Attorney Tom D’Amore, who has spoken with Kari Nelson and is representing the family as they consider litigation, has the most detailed account offered publicly to date:
He said an armed guard approached the couple in the parking lot that night and told Freddy Nelson to put his hands behind his back.
D’Amore said Nelson had a strained relationship with the Cornerstone guards, who allegedly followed him when he was on the property. Nelson reportedly refused the order, instead getting inside his truck. According to D’Amore, Gimbel stuck his arm in the rolled-down back window of the vehicle and pepper-sprayed the couple.
Gimbel then reportedly moved in front of the vehicle and fired four shots through the windshield. D’Amore said the couple had not been fighting at the time, and he did not know why the guard approached.
“There was no physical altercation whatsoever on their part,” D’Amore said.
Under Oregon law, private security guards have the same ability to detain a person as any other citizen. If they have probable cause to believe a crime has been committed in their presence, they can make a “citizen’s arrest” and temporarily prevent the person from leaving until law enforcement arrives. They may use force “reasonably believed to be necessary” to defend themselves, protect property, prevent a criminal trespass or make a citizen’s arrest.

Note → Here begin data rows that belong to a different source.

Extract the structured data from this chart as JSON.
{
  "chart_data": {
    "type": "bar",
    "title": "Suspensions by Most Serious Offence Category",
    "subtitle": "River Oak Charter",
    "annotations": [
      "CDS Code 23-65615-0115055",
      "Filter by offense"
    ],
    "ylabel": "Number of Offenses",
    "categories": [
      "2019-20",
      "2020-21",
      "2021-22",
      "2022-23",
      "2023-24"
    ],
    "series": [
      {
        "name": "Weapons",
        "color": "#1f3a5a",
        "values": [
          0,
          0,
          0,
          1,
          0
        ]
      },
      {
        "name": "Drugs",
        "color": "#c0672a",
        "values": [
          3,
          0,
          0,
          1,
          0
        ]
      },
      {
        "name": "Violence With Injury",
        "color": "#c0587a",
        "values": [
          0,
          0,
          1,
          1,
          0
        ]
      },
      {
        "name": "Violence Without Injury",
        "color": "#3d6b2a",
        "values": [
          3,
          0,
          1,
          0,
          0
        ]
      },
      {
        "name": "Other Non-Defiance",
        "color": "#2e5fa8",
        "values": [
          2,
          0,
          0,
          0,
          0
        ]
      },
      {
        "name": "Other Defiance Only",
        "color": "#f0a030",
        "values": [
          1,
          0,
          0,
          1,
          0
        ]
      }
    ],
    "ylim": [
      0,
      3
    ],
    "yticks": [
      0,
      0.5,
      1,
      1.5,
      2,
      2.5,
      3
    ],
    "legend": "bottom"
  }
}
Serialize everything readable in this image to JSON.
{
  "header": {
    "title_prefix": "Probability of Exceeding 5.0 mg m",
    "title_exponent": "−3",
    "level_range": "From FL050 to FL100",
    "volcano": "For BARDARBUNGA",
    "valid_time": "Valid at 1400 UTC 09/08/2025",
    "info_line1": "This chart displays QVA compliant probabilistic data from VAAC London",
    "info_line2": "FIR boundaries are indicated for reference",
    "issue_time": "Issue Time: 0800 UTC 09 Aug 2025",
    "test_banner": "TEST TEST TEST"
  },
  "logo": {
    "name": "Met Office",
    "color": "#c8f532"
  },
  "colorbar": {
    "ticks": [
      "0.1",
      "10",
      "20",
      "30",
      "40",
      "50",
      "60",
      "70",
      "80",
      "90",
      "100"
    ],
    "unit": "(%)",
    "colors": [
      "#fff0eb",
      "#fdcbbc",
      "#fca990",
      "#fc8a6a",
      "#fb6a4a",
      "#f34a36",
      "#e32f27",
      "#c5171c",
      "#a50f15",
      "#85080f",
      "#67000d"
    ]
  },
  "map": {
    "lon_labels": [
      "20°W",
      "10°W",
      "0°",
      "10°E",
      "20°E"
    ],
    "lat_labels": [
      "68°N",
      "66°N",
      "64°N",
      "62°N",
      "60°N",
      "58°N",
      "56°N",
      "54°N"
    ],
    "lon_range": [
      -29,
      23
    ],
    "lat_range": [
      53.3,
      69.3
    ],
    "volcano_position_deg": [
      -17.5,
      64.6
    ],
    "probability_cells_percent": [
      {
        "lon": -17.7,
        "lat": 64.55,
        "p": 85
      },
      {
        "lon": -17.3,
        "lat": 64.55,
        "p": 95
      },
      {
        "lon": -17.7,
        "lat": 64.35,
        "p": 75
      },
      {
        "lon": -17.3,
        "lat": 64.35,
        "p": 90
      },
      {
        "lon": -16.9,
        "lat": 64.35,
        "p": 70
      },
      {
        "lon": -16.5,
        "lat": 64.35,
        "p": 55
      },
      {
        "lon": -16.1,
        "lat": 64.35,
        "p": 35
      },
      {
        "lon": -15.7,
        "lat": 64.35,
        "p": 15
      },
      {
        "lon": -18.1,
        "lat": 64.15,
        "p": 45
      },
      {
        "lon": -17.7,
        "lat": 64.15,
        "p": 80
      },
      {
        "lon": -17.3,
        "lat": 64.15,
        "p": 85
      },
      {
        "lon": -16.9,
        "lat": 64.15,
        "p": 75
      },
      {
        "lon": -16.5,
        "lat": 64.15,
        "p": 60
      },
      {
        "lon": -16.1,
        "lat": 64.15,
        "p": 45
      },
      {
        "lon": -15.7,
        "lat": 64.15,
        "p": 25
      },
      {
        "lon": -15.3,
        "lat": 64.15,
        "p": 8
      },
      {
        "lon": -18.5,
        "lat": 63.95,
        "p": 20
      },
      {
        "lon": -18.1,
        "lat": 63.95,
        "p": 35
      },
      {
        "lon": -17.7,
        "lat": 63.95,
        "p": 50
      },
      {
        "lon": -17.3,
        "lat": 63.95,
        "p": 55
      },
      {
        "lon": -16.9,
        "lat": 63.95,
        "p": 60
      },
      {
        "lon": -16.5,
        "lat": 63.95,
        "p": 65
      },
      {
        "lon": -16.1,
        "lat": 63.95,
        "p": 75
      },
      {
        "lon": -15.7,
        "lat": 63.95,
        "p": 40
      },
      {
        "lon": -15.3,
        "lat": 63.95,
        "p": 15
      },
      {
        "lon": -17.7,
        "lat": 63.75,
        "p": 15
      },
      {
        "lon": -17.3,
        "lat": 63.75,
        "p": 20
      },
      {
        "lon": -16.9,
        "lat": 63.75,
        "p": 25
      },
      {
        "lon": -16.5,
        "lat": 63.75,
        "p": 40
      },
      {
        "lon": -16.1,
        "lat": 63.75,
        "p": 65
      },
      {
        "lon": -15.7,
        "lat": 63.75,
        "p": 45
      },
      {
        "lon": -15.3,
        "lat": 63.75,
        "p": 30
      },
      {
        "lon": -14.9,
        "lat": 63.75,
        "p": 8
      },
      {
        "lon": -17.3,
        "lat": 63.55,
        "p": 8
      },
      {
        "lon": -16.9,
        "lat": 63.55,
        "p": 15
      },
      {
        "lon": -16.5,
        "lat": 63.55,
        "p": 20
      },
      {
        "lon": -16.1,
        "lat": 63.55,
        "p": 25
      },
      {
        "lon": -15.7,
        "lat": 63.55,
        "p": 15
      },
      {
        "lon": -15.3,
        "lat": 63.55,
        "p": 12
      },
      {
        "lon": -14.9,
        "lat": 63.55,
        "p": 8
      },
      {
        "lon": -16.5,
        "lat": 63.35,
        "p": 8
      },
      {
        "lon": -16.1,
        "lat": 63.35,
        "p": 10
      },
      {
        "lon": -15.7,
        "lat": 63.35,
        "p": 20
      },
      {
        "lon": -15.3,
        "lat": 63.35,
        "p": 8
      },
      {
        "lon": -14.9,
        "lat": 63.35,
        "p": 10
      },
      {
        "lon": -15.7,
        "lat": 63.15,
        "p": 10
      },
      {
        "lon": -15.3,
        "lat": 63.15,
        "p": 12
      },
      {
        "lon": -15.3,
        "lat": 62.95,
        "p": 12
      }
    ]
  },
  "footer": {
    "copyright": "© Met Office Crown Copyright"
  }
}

According to DPSST records, Gimbel took the training to work as an armed guard around the time he started at Cornerstone in September 2020. But the state never received his application to be licensed to work with a gun.
According to notes kept by DPSST on the shooting, one of the owners of Cornerstone told the agency that Gimbel had “prior issues with the victim” and acted in self-defense, firing the four shots after Nelson “acted as though he was going to run over Gimbel with his car.”
Two eyewitnesses questioned that account, saying the vehicle never moved out of the parking space.